Enfin, l’espace public devient inutile dans une autre de ces fonctions traditionnelles, celle qui forme la dichotomie de l’auteur et de son public : mettre en relation celle ou celui qui publie (une information, une œuvre, une réflexion…) et celui ou celle que cela intéresse (ou non). Sur un réseau comme l’Internet, des multitudes d’échanges privés suffisent à produire une information disponibles. Le modèle du fil de discussion conservé – typiquement pour trouver des solutions à un problème informatique, mais pas seulement – est efficace. Un échange s’est créé sur un forum, et a été solidifié – déposé pour prendre le mot de Constant – dans une archive. Dès lors toute personne à la recherche de la même information ou de la même solution au même problème, peut consulter cette archive. Ce qui était un échange est devenu un recueil, une trace. De ce fait, il n’est nullement besoin d’espace commun pour se rejoindre. Cette absence se marque même du point de vue des techniques d’information, tout particulièrement, la structuration par des liens hypertextes, qui forment une suite et non une organisation du propos. D’où une structure ouverte, contrairement aux espaces publics qui sont clos, généralement au sein des frontières.

Notes :

[1] Yochai Benkler : The Wealth of Networks, How social production transforms markets and freedom, Yale University Press, 2006.

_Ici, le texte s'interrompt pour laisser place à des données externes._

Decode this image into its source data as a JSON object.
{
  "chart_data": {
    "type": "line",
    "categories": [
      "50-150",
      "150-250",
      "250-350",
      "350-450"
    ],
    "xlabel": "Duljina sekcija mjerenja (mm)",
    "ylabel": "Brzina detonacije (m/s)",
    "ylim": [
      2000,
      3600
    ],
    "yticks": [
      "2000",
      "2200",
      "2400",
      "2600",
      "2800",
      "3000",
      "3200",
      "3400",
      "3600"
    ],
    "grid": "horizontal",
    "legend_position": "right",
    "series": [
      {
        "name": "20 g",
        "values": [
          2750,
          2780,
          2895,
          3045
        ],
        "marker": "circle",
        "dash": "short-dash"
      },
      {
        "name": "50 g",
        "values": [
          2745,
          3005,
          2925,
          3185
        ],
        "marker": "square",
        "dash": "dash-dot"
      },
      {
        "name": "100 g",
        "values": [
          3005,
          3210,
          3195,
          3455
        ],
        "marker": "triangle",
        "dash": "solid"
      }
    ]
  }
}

[2] Jürgen Habermas, L’Espace public, Archéologie de la publicité comme dimension constitutive de la société bourgeoise, Payot 1978 (1re édition en allemand 1962).

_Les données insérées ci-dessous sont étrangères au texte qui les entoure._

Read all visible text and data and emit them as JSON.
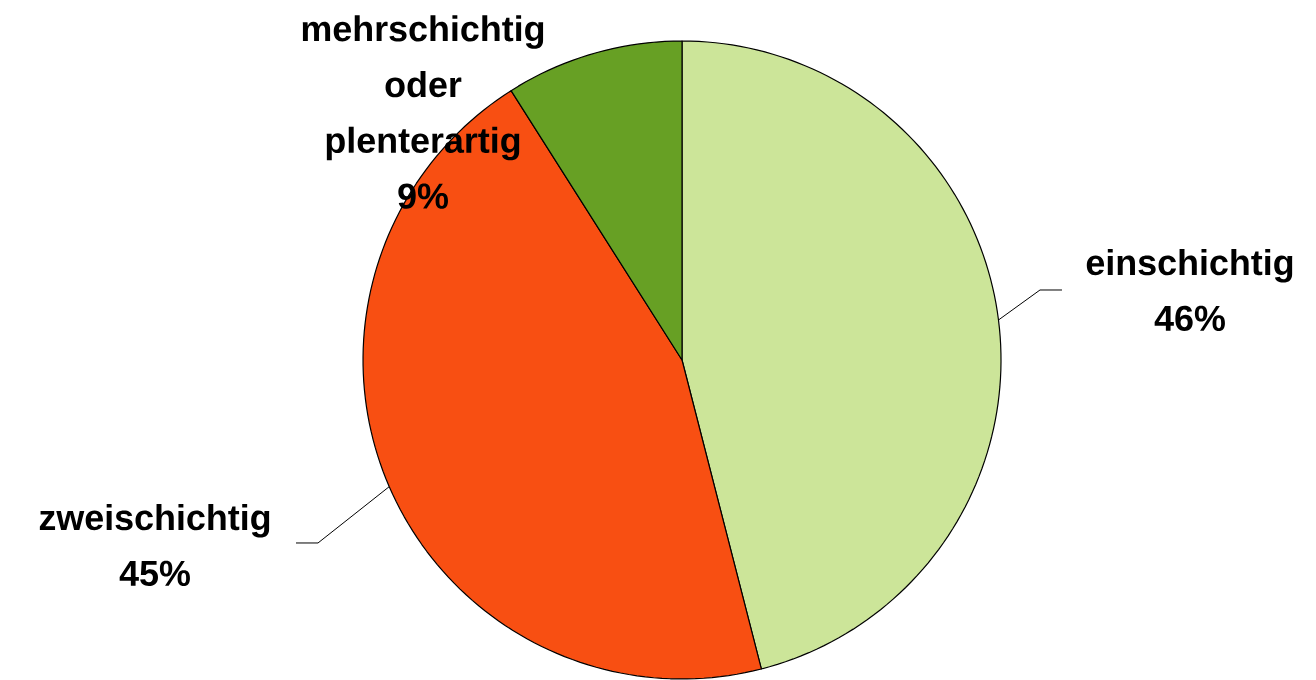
{
  "chart_data": {
    "type": "pie",
    "categories": [
      "einschichtig",
      "zweischichtig",
      "mehrschichtig oder plenterartig"
    ],
    "values": [
      46,
      45,
      9
    ],
    "value_labels": [
      "46%",
      "45%",
      "9%"
    ],
    "colors": [
      "#cce599",
      "#f84f12",
      "#67a024"
    ]
  }
}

[3] Cf. Du Contrat social, Livre IV, chap. 2 : « Quand on propose une loi dans l’assemblée du peuple, ce qu’on leur demande n’est pas précisément s’ils approuvent la proposition ou s’ils la rejettent, mais si elle est conforme ou non à la volonté générale, qui est la leur : chacun en donnant son suffrage dit son avis là-dessus… ».

[4] C’est une erreur commune des sites institutionnels que de présupposer que les consultations s’effectuent non pas pour des informations spécifiques mais pour des pages, voir pour le site lui-même. Si l’on met à part le phénomène des blogs, il semble bien que le mode de consultation majoritaire soit la recherche d’information à partir d’un moteur de recherche, et non la consultation à partir d’un site. Un exemple frappant est celui de Wikipédia : autant il est aisé de consulter cette encyclopédie collaborative en ligne à partir d’un moteur de recherche, autant le moteur interne est relativement peu puissant, signe que ce qui est privilégié est le lien à l’information particulière et non l’organisation générale du propos.

[5] Hannah Arendt, Condition de l’homme moderne, Pocket 1994 (1re édition en anglais, 1958).

[6] Fournisseurs d’Accès Internet, autrement dit, les entreprises qui vendent des accès au réseau.

[7] « En fait d’opinion, de croyances, de lumières, il y aura neutralité complète de la part du gouvernement (…) On lui accordera tout au plus la faculté de réunir et de conserver tous l es matériaux de l’instruction, d’établir des dépôts, ouverts à tous, dans lesquels chacun la puise à son gré, pour en faire usage à sa guise, sans qu’une direction lui soit imprimée. » (Préface aux Mélanges politiques et littéraires, 1829). Ici, à l’évidence, ce n’est pas tant le rôle du gouvernement qui m’intéresse, que le fait que l’éducation soit elle-même comprise non comme un processus institutionnel, mais comme une activité qui « puise » dans des « dépôts ».